Mauritius - Kultur & Geschichte

Kultur & Geschichte in Mauritius

Vielfältig, traditionell & kunterbunt

Ob in der Musik, der Küche oder in der Sprache: Die bewegende Geschichte der Insel Mauritius lässt sich an vielen Traditionen und der Kultur der Bewohner ablesen.

Geschichte

Bereits im 10. Jahrhundert waren die Maskaren (die Inselgruppe, zu der u. a. Mauritius und La Réunion zählen) den arabischen Seefahrern bekannt. Ihnen ist es auch zu verdanken, dass die ersten Europäer Anfang des 16. Jahrhunderts ihren Fuß auf die Insel setzten. So heuerten Portugiesen eben jene Araber an, um ihnen bei der Erkundung des Seeweges nach Indien behilflich zu sein.

Mauritius war zu dieser Zeit noch unbewohnt und diente erst den Portugiesen und später auch anderen Seefahrernationen als Versorgungsstation, um sich mit Lebensmitteln und Wasser auszustatten. Dabei setzten sie Schweine und Ziegen auf der Insel aus, was sich massiv auf die einheimische Flora und Fauna auswirkte. 

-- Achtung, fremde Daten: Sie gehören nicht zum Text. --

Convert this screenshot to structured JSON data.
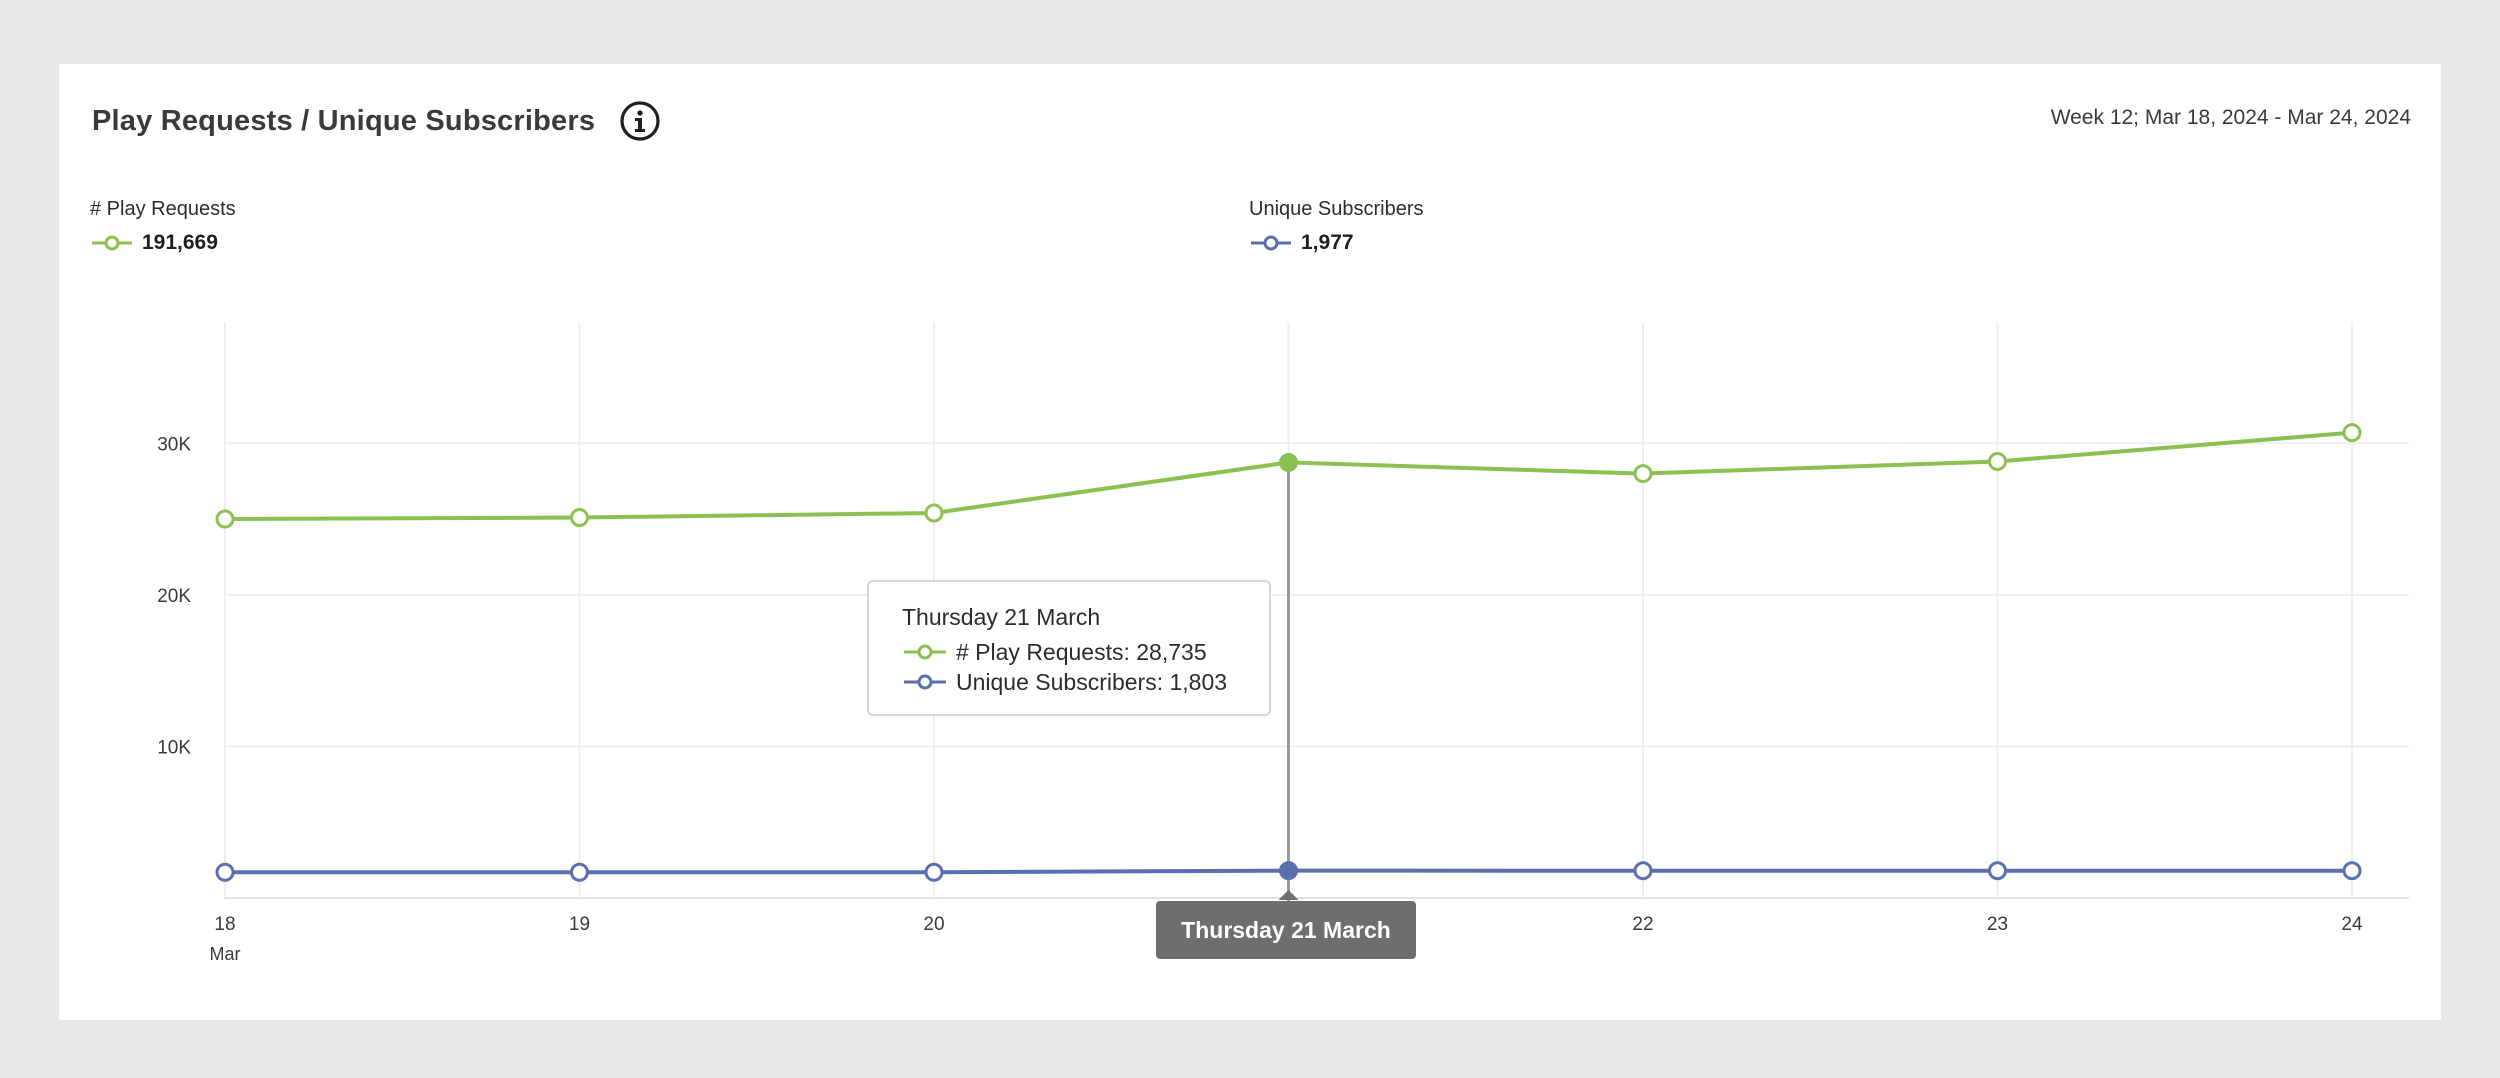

1598 startete dann eine Expedition der Holländer, um die Insel zu kolonisieren. Gezeichnet durch zahlreiche Rückschläge zogen sich die Holländer um das Jahr 1710 von der Insel zurück und hinterließen ein fast vollständig abgeholztes Eiland. Auch die Tierbestände der Insel, wie beispielsweise die der Dodos, wurden ausgerottet oder stark dezimiert. 

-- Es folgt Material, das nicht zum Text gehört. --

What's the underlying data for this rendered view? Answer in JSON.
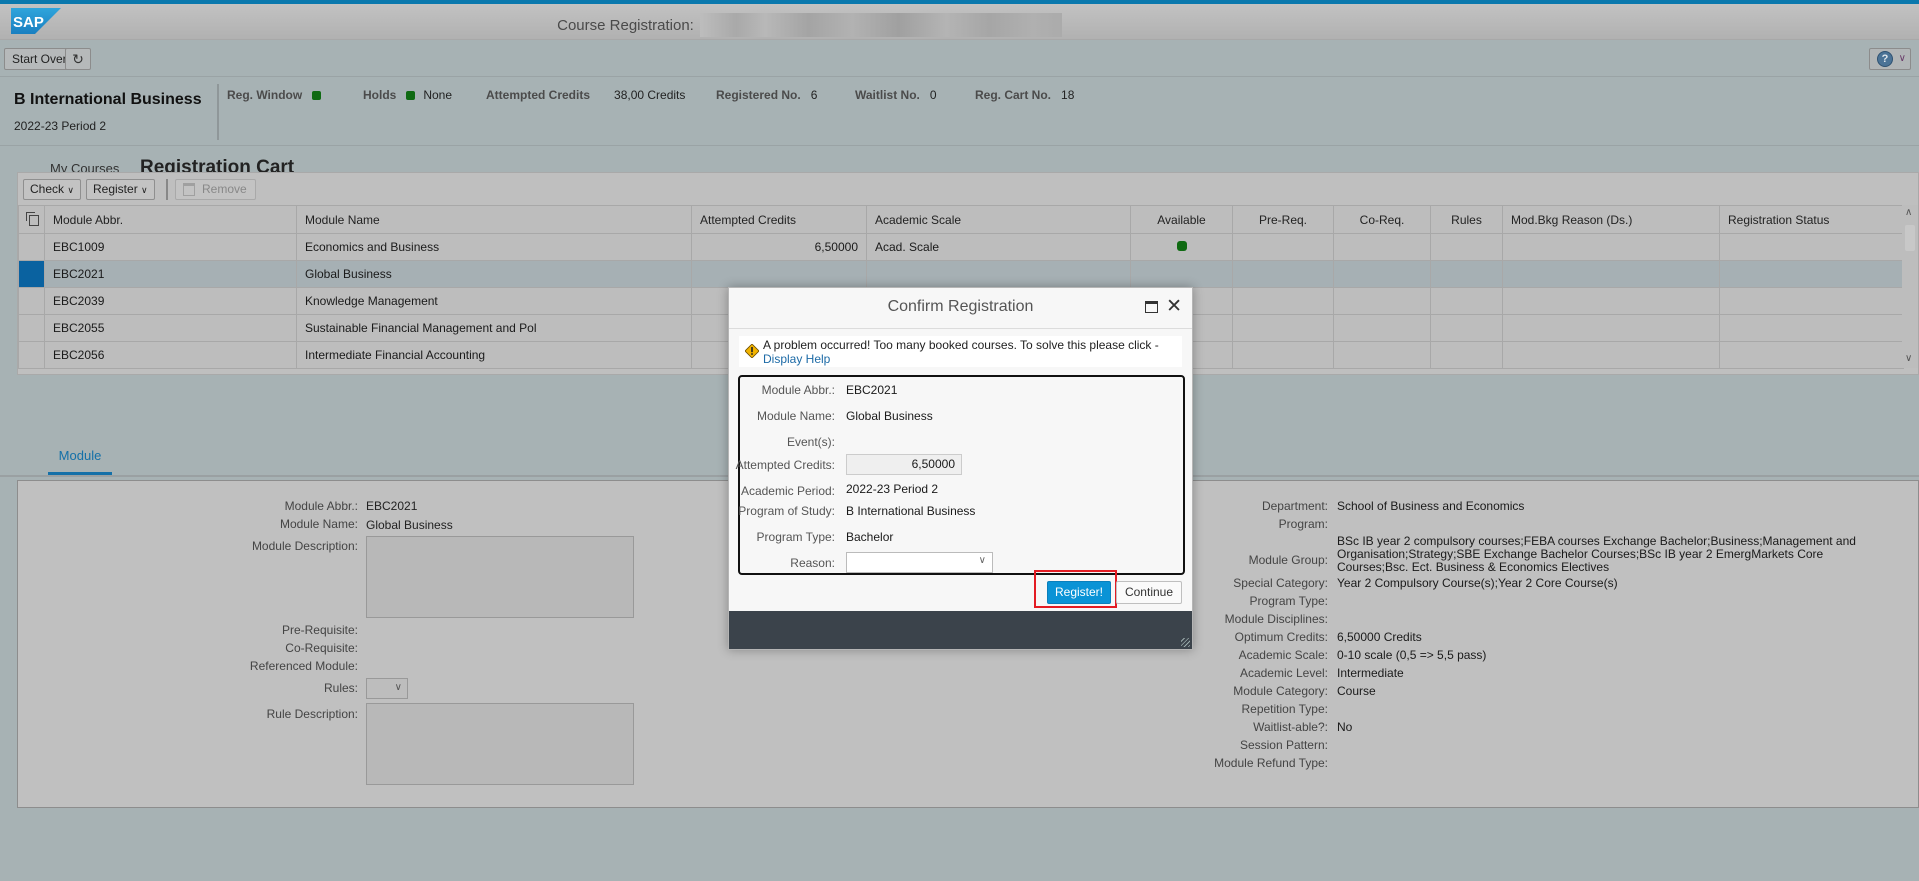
{
  "shell": {
    "logo": "SAP",
    "title_label": "Course Registration:",
    "title_value_redacted": true
  },
  "toolbar": {
    "start_over": "Start Over",
    "refresh_icon": "refresh-icon",
    "help_icon": "help-icon"
  },
  "header": {
    "program": "B International Business",
    "period": "2022-23 Period 2",
    "reg_window_label": "Reg. Window",
    "holds_label": "Holds",
    "holds_value": "None",
    "attempted_credits_label": "Attempted Credits",
    "attempted_credits_value": "38,00 Credits",
    "registered_label": "Registered No.",
    "registered_value": "6",
    "waitlist_label": "Waitlist No.",
    "waitlist_value": "0",
    "cart_label": "Reg. Cart No.",
    "cart_value": "18",
    "status_color": "#0f6a12"
  },
  "nav": {
    "my_courses": "My Courses",
    "registration_cart": "Registration Cart"
  },
  "table": {
    "toolbar": {
      "check": "Check",
      "register": "Register",
      "remove": "Remove"
    },
    "columns": [
      "Module Abbr.",
      "Module Name",
      "Attempted Credits",
      "Academic Scale",
      "Available",
      "Pre-Req.",
      "Co-Req.",
      "Rules",
      "Mod.Bkg Reason (Ds.)",
      "Registration Status"
    ],
    "rows": [
      {
        "abbr": "EBC1009",
        "name": "Economics and Business",
        "credits": "6,50000",
        "scale": "Acad. Scale",
        "available": true,
        "selected": false
      },
      {
        "abbr": "EBC2021",
        "name": "Global Business",
        "credits": "",
        "scale": "",
        "available": false,
        "selected": true
      },
      {
        "abbr": "EBC2039",
        "name": "Knowledge Management",
        "credits": "",
        "scale": "",
        "available": false,
        "selected": false
      },
      {
        "abbr": "EBC2055",
        "name": "Sustainable Financial Management and Pol",
        "credits": "",
        "scale": "",
        "available": false,
        "selected": false
      },
      {
        "abbr": "EBC2056",
        "name": "Intermediate Financial Accounting",
        "credits": "",
        "scale": "",
        "available": false,
        "selected": false
      }
    ]
  },
  "tabs": {
    "module": "Module"
  },
  "detail": {
    "left": {
      "module_abbr_label": "Module Abbr.:",
      "module_abbr": "EBC2021",
      "module_name_label": "Module Name:",
      "module_name": "Global Business",
      "module_description_label": "Module Description:",
      "pre_requisite_label": "Pre-Requisite:",
      "co_requisite_label": "Co-Requisite:",
      "referenced_module_label": "Referenced Module:",
      "rules_label": "Rules:",
      "rule_description_label": "Rule Description:"
    },
    "right": {
      "department_label": "Department:",
      "department": "School of Business and Economics",
      "program_label": "Program:",
      "module_group_label": "Module Group:",
      "module_group_line1": "BSc IB year 2 compulsory courses;FEBA courses Exchange Bachelor;Business;Management and",
      "module_group_line2": "Organisation;Strategy;SBE Exchange Bachelor Courses;BSc IB year 2 EmergMarkets Core",
      "module_group_line3": "Courses;Bsc. Ect. Business & Economics Electives",
      "special_category_label": "Special Category:",
      "special_category": "Year 2 Compulsory Course(s);Year 2 Core Course(s)",
      "program_type_label": "Program Type:",
      "module_disciplines_label": "Module Disciplines:",
      "optimum_credits_label": "Optimum Credits:",
      "optimum_credits": "6,50000 Credits",
      "academic_scale_label": "Academic Scale:",
      "academic_scale": "0-10 scale (0,5 => 5,5 pass)",
      "academic_level_label": "Academic Level:",
      "academic_level": "Intermediate",
      "module_category_label": "Module Category:",
      "module_category": "Course",
      "repetition_type_label": "Repetition Type:",
      "waitlistable_label": "Waitlist-able?:",
      "waitlistable": "No",
      "session_pattern_label": "Session Pattern:",
      "module_refund_type_label": "Module Refund Type:"
    }
  },
  "dialog": {
    "title": "Confirm Registration",
    "message": "A problem occurred! Too many booked courses. To solve this please click -",
    "help_link": "Display Help",
    "fields": {
      "module_abbr_label": "Module Abbr.:",
      "module_abbr": "EBC2021",
      "module_name_label": "Module Name:",
      "module_name": "Global Business",
      "events_label": "Event(s):",
      "attempted_credits_label": "Attempted Credits:",
      "attempted_credits": "6,50000",
      "academic_period_label": "Academic Period:",
      "academic_period": "2022-23 Period 2",
      "program_of_study_label": "Program of Study:",
      "program_of_study": "B International Business",
      "program_type_label": "Program Type:",
      "program_type": "Bachelor",
      "reason_label": "Reason:",
      "reason_value": ""
    },
    "register_button": "Register!",
    "continue_button": "Continue",
    "primary_color": "#0a93d6",
    "highlight_color": "#e31b23"
  }
}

Nach einer kurzen Phase, in der Piraten über die Insel herrschten, nahmen die Franzosen Mauritius in Besitz und nannten sie Ile de France. Während der Herrschaft der Franzosen kam es zum Aufschwung: Es wurde Zuckerrohr angebaut und die ersten Raffinerien entstanden. Nach einem Krieg gegen England schwand jedoch der Einfluss Frankreichs und 1810 besetzten die Briten die Insel. 

1814 wurde Mauritius schließlich zu einer britischen Kolonie. Der Zuckerrohranbau gedieh, sodass der Beiname "Zuckerinsel" entstand. Trotz heftiger Gegenwehr der "Zuckerbarone" wurde 1835 auch auf Mauritius die Sklaverei abgeschafft. Um den Bedarf an Arbeitskräften zu decken, holten die Briten indische Plantagenarbeiter, die sogenannten Kulis, auf die Insel. Neben den zahlreichen indischen Arbeitskräften, die unter sklavenartigen Bedingungen arbeiten mussten, kamen auch viele Chinesen nach Mauritius. 

Mit der Eröffnung des Suezkanals 1896 verlor Mauritius als Anlaufhafen für Schiffe der Ostindienkompanie an Bedeutung. Mehrere Katastrophen, wie die Malariaepedemie sowie eine durch Überbevölkerung beschleunigte Nahrungsmittelknappheit, führten dazu, dass ein Teil der Einwohner auswanderte. 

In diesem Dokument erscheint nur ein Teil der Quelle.